Tensions entre l’Europe et la Russie

Une fois le document reçu, l’UE se lancera dans un test du marché pour « donner aux consommateurs et aux autres parties prenantes l’opportunité de faire valoir leurs points de vue », a détaillé Margrethe Vestager.

>> Lire : L’affaire Gazprom, une procédure politique selon l’ambassadeur russe auprès de l’UE

Mais « si Gazprom ne parvenait pas » à respecter en pratique ses engagements, la Commission pourrait lui infliger une amende correspondant à 10 % de son chiffre d’affaires global qui s’élevait à 82,9 milliards d’euros en 2015, souligne la commissaire à la concurrence.

Cette dernière a déjà su faire preuve de fermeté dans le passé, en condamnant le géant informatique américain Apple à rembourser 13 milliards d’euros d’avantages fiscaux à l’Irlande.

Après plusieurs mois d’enquête, l’Union européenne était passée à l’attaque contre Gazprom en avril 2015, en lui présentant officiellement une communication des griefs, terme désignant dans le jargon du droit de la concurrence la communication écrite que la Commission est tenue d’adresser aux entreprises avant d’arrêter une décision qui affecte leurs droits d’une manière négative.

Elle soupçonne le géant gazier russe d’imposer des interdictions d’exportation et des clauses limitant l’utilisation du gaz acheté à un seul et unique territoire.

Un cloisonnement des marchés pratiqué dans huit États membres: la Bulgarie, la République tchèque, l’Estonie, la Hongrie, la Lettonie, la Lituanie, la Pologne et la Slovaquie. Gazprom en aurait profité pour facturer des prix inéquitables dans cinq d’entre eux.

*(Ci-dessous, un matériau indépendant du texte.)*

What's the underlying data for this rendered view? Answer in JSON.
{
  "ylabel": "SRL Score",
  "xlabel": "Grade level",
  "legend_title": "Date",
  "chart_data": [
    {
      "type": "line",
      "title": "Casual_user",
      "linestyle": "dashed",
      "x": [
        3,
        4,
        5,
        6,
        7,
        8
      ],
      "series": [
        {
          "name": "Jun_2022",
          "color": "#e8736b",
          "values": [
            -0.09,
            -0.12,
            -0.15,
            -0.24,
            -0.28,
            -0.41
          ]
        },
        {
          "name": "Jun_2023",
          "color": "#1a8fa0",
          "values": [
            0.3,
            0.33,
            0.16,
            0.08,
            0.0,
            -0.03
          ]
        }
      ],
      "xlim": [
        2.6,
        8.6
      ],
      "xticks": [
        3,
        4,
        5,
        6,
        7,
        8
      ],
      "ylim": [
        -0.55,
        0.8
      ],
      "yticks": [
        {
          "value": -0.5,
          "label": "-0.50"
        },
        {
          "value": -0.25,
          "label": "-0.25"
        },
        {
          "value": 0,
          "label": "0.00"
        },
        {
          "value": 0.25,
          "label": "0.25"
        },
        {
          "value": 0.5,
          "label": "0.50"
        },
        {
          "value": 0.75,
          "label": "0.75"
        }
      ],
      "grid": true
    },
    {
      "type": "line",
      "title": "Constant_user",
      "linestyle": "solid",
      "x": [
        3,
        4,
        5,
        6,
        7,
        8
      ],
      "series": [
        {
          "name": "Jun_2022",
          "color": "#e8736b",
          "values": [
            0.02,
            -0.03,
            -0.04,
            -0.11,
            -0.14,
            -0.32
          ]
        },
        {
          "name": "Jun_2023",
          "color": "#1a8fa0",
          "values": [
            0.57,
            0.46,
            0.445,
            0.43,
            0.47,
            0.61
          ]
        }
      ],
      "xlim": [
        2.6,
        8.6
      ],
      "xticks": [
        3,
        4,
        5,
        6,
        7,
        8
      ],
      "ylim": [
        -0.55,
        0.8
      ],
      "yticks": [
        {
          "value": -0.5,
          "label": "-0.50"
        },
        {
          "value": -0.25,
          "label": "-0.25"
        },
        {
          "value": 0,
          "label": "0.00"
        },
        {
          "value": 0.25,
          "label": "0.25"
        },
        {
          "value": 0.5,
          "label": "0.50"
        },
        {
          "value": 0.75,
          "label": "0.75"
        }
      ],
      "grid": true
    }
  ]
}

Il aurait par ailleurs usé de sa position dominante avec la Bulgarie et la Pologne pour obtenir des engagements distincts de la part des grossistes sur des infrastructures de transport gazier.

Les relations entre l’UE – alliée de Washington – et la Russie se sont nettement tendues depuis la crise ukrainienne, comme en témoignent les lourdes sanctions économiques prises contre Moscou.

Le rôle de la Russie en Syrie, au côté du régime de Bachar Al-Assad, a contribué à refroidir encore les relations, même si les 28 sont divisés sur l’opportunité de nouvelles sanctions.